Eh bien dans les rues de Bruxelles, je suis tombé sur mieux. Ce n'est plus l'homme qui joue à la statue, mais la statue qui joue à l'homme qui joue à la statue. Ça se passe non loin de la Grand'place, dans la rue qui mène au Manneken-Pis. En début de matinée, nous avons observé le curieux manège d'un grand homme noir, qui a d'abord placé un socle sur lequel était inscrit le nom de Van-Gogh, avec une date de naissance et une date de mort. Puis il a positionné un mannequin de la taille d'un homme, presque un épouvantail, avec un grand manteau peint de terre grise, un masque réaliste surmonté d'un chapeau de paille censé représenter le peintre et passé à la même glaise. Puis il a fiché une grande canne au sol pour y poser la main gauche de l'effigie. Le bras droit était tendu vers l'avant, avec un gant de laine noire, le tout légèrement incliné.

Il a pris le temps d'ajuster au mieux la position de sa poupée déguisée, a déposé devant une petite caisse métallique à fente, fixée d'une chaîne à l'ensemble, ainsi qu'une bouteille d'eau minérale.

Puis il est reparti en voiture.

L'effet sur les badauds a été incroyable. Moins cette poupée bougeait, plus ils étaient saisis. Évidemment, à chaque pièce déposée, le IMGP1326.JPGpersonnage n'esquissait aucun mouvement, ce qui sidérait encore d'avantage la foule rassemblée. Les porte-monnaie s'ouvraient à tout va, les gens s'approchaient, tentant de lire une lueur dans les yeux du mannequin, ou serraient la main gantée, certains avec hésitation, d'autres avec vigueur. Il étaient sciés par l'impavidité de ce qu'ils croyaient être un comédien tenant un rôle.

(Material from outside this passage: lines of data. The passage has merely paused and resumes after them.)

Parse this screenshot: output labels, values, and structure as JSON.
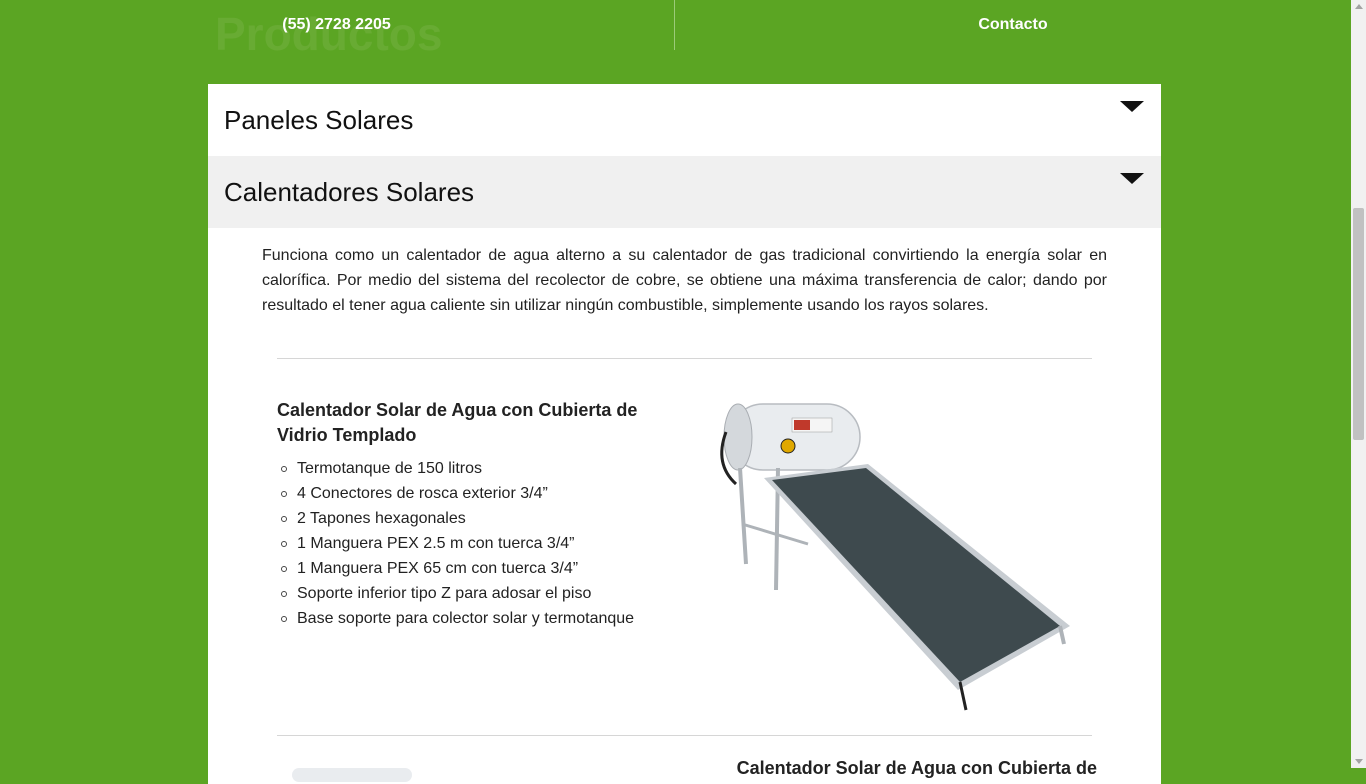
{
  "page": {
    "ghost_title": "Productos"
  },
  "topbar": {
    "phone": "(55) 2728 2205",
    "contact": "Contacto"
  },
  "accordion": [
    {
      "title": "Paneles Solares",
      "expanded": false
    },
    {
      "title": "Calentadores Solares",
      "expanded": true
    }
  ],
  "content": {
    "intro": "Funciona como un calentador de agua alterno a su calentador de gas tradicional convirtiendo la energía solar en calorífica. Por medio del sistema del recolector de cobre, se obtiene una máxima transferencia de calor; dando por resultado el tener agua caliente sin utilizar ningún combustible, simplemente usando los rayos solares.",
    "product": {
      "title": "Calentador Solar de Agua con Cubierta de Vidrio Templado",
      "features": [
        "Termotanque de 150 litros",
        "4 Conectores de rosca exterior 3/4”",
        "2 Tapones hexagonales",
        "1 Manguera PEX 2.5 m con tuerca 3/4”",
        "1 Manguera PEX 65 cm con tuerca 3/4”",
        "Soporte inferior tipo Z para adosar el piso",
        "Base soporte para colector solar y termotanque"
      ]
    },
    "next_product_title": "Calentador Solar de Agua con Cubierta de"
  },
  "colors": {
    "background": "#5ba523",
    "panel": "#ffffff",
    "active_header": "#f0f0f0"
  }
}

Pire : lorsque, amusé par cette scène nous nous sommes aventurés à raconter l'installation à laquelle nous avions assisté, à expliquer que ce n'était qu'une marionnette vide de toute présence humaine, personne ne voulait nous croire. Nous avons même entendu des "tiens, il a bougé les yeux", ou "c'est incroyable, on dirait un vrai"...

Je ne sais pas combien cette simagrée rapporte à son instigateur, à la fin d'une journée, mais j'ai été personnellement totalement scotché de voir l'efficacité de ce subterfuge.

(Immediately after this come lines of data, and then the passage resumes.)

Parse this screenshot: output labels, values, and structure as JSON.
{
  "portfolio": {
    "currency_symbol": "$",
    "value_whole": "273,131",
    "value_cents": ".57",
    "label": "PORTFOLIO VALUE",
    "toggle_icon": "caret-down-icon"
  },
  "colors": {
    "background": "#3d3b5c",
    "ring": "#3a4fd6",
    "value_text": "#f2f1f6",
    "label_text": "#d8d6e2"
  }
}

Un peu plus loin, sur les marches des jardins royaux conduisant aux Musées des Beaux-Arts, c'était des hordes de pétitionnaires qui s'affairaient à te faire signer une déclaration en faveur de je ne sais quels enfants victimes des guerres, et qui réussissaient à extorquer à quasiment chaque signataire un billet de dix ou de vingt euros...

Est-ce en raison de la crise économique ? Mais ce sont encore les mirages en ce bas monde qui semblent remporter le plus l'adhésion du public, et accessoirement rapporter un peu de fric. Et les fausses évidences ont plus de poids que les faits dans leur crudité... L'histoire se serait passée en France, j'aurais dit que Nicolas Sarkozy avait de beaux jours devant lui.